The application of Linear B texts appears mostly confined to administrative contexts at Mycenaean palatial sites. Scribes utilized the script for palace records inventory lists and bureaucratic transactions. A relatively small number of scribes wrote thousands of clay tablets found across various locations. Researchers detected 45 distinct hands in Pylos located on the west coast of the Peloponnese. Another 66 different scribes operated out of Knossos on Crete. Trade objects like amphora bore Linear B signs more widely than official documents. Wool sheep and grain formed common items recorded on many tablets often given to religious groups. Military matters also occupied space on numerous surviving documents. When buildings housing these tablets were destroyed by fire the clay baked and preserved them. This accidental baking saved what would otherwise have crumbled into dust over millennia.
Inscriptions in Linear B have been discovered on tablets stirrup jars and other artifacts. Two kinds of tablets exist: palm-leaf shaped pieces with parallel inscriptions and larger page-shaped tablets divided into multiple lines. Palm-leaf tablets typically record single transactions while page tablets summarize multiple entries. The primary source of vessel markings comes from Inscribed Stirrup Jars found mainly at Thebes Mycenae Tiryns and Khania. Over 6,058 known inscriptions total include approximately 5,500 fragments comprising about 4,158 tablets from Knossos alone. Pylos contains roughly 1,026 tablets plus sealing nodules labels and stirrup jars. The oldest Linear B tablets likely originate from the Room of Chariot Tablets at Knossos dating to the latter half of the 15th century BC. An amber seal incised with signs appeared in 2000 at Bernstorf near Kranzberg southern Germany though its authenticity remains debated. Sixteen tablets found at the Megaron at Pylos are thought dated to LHIIIA period.
Common questions
When did Linear B first appear in history?

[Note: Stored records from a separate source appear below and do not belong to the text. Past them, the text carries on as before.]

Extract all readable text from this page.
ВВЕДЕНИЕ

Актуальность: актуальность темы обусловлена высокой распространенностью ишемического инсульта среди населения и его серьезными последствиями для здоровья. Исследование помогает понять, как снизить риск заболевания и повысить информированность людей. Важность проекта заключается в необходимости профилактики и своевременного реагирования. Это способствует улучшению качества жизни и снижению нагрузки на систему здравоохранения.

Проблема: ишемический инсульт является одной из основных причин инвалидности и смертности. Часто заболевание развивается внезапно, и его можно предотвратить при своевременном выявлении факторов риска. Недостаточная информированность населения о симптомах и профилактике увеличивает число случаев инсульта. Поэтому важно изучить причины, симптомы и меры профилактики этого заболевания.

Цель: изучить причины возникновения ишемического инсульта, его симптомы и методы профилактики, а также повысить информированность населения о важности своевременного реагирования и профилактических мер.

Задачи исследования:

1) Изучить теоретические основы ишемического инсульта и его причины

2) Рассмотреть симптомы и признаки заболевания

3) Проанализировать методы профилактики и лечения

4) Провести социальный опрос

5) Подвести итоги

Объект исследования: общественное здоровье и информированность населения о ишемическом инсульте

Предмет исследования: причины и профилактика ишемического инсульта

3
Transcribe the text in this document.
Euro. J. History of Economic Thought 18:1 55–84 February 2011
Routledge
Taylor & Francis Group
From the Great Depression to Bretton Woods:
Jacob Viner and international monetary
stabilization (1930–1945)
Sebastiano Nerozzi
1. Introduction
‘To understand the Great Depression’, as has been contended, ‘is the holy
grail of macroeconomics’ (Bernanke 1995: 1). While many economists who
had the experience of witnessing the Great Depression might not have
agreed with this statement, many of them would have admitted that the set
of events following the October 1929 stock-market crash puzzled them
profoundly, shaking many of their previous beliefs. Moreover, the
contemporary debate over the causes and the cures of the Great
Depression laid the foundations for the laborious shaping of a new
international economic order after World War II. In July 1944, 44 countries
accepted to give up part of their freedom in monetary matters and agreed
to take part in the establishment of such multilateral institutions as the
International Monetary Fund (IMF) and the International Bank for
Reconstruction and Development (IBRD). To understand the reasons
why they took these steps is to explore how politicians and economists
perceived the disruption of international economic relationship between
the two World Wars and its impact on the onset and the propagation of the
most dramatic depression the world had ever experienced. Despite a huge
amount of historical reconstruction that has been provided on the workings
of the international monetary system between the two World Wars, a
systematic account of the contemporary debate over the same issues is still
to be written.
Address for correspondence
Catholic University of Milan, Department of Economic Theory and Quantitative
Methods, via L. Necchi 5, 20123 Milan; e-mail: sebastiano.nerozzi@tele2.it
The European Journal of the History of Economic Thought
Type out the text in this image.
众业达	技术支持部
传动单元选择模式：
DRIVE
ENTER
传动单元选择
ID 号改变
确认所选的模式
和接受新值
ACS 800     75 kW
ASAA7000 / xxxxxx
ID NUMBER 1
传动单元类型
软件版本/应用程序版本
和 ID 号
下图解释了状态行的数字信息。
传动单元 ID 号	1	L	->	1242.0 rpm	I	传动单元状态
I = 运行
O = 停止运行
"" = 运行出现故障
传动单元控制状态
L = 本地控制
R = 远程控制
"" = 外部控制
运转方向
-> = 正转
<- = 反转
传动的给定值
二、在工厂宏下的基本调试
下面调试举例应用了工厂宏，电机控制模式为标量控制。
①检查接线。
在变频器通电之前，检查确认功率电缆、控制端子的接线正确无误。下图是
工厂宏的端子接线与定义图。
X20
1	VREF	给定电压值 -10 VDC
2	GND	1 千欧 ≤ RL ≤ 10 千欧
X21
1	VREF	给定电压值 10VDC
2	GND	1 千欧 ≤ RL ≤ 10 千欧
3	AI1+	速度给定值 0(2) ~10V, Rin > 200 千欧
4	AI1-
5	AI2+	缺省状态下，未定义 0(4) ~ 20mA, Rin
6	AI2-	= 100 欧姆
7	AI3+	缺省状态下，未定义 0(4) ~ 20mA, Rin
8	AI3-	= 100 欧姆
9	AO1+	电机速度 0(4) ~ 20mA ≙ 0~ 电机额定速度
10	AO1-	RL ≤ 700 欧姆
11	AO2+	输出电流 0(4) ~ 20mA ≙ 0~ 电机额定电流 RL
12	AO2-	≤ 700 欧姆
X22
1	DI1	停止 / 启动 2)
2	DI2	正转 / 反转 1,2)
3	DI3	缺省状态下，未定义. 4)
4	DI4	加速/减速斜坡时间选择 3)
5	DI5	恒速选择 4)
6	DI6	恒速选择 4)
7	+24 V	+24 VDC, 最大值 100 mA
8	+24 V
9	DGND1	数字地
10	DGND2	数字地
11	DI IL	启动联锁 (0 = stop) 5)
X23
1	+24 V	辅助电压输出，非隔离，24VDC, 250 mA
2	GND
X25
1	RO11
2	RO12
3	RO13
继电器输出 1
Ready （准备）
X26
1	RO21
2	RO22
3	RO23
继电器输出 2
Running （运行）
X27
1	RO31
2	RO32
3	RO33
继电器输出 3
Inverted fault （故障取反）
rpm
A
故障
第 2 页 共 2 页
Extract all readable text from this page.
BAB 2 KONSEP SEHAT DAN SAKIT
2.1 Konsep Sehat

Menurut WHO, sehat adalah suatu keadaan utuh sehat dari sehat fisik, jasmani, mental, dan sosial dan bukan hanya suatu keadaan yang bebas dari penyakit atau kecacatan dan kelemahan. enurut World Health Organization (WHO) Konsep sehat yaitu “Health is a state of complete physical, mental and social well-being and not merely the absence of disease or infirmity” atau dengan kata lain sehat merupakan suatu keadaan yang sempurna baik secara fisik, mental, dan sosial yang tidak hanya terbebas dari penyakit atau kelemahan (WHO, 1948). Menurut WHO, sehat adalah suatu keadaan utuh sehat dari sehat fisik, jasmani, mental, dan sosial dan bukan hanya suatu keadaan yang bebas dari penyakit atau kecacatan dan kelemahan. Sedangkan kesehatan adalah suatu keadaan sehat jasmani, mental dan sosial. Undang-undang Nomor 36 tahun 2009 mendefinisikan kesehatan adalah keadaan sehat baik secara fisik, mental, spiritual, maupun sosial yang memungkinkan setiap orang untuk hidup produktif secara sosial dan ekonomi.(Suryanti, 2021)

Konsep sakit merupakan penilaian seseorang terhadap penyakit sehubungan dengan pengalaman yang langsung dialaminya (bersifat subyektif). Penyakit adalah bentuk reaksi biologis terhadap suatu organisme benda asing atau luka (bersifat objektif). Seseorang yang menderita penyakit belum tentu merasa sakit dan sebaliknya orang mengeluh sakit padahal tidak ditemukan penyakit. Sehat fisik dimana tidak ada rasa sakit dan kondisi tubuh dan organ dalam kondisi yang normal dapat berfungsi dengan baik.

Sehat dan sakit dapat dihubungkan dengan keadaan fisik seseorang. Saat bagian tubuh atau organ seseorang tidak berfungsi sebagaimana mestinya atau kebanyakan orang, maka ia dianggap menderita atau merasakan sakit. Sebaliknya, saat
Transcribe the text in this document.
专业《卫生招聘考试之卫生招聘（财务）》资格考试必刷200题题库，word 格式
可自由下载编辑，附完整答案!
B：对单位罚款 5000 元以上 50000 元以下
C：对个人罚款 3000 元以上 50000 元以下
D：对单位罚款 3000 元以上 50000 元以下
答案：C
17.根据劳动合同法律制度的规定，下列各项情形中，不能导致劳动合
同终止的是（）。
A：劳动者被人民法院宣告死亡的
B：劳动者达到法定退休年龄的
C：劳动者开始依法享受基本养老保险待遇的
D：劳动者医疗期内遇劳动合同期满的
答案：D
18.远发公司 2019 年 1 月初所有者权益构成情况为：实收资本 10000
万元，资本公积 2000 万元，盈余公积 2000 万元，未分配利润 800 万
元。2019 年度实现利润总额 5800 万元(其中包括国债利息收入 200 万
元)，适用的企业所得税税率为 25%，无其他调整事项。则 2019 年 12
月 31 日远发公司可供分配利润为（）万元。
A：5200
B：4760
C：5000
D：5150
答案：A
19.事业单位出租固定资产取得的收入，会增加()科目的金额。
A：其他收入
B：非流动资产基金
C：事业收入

The earliest known examples of Linear B date to around 1450 BC. This script appears in the palace archives at Knossos, Pylos, Thebes and Mycenae.
Who deciphered Linear B and when was it announced?
English architect Michael Ventris deciphered Linear B in 1952 based on research by American classicist Alice Kober. Ventris made his first public announcement about the breakthrough on the 1st of July 1952 via BBC Radio.
What is the structure of Linear B signs and symbols?
Linear B consists of approximately 87 syllabic signs and over 100 ideographic symbols. Each sign represents a monosyllable type V or CV structure while some characters function as diphthongs like ai or au within specific words.
Where were Linear B tablets discovered and how many exist?
Over 6,058 known inscriptions total include approximately 5,500 fragments comprising about 4,158 tablets from Knossos alone. Pylos contains roughly 1,026 tablets plus sealing nodules labels and stirrup jars.
Why did Linear B survive for thousands of years?
When buildings housing these tablets were destroyed by fire the clay baked and preserved them. This accidental baking saved what would otherwise have crumbled into dust over millennia.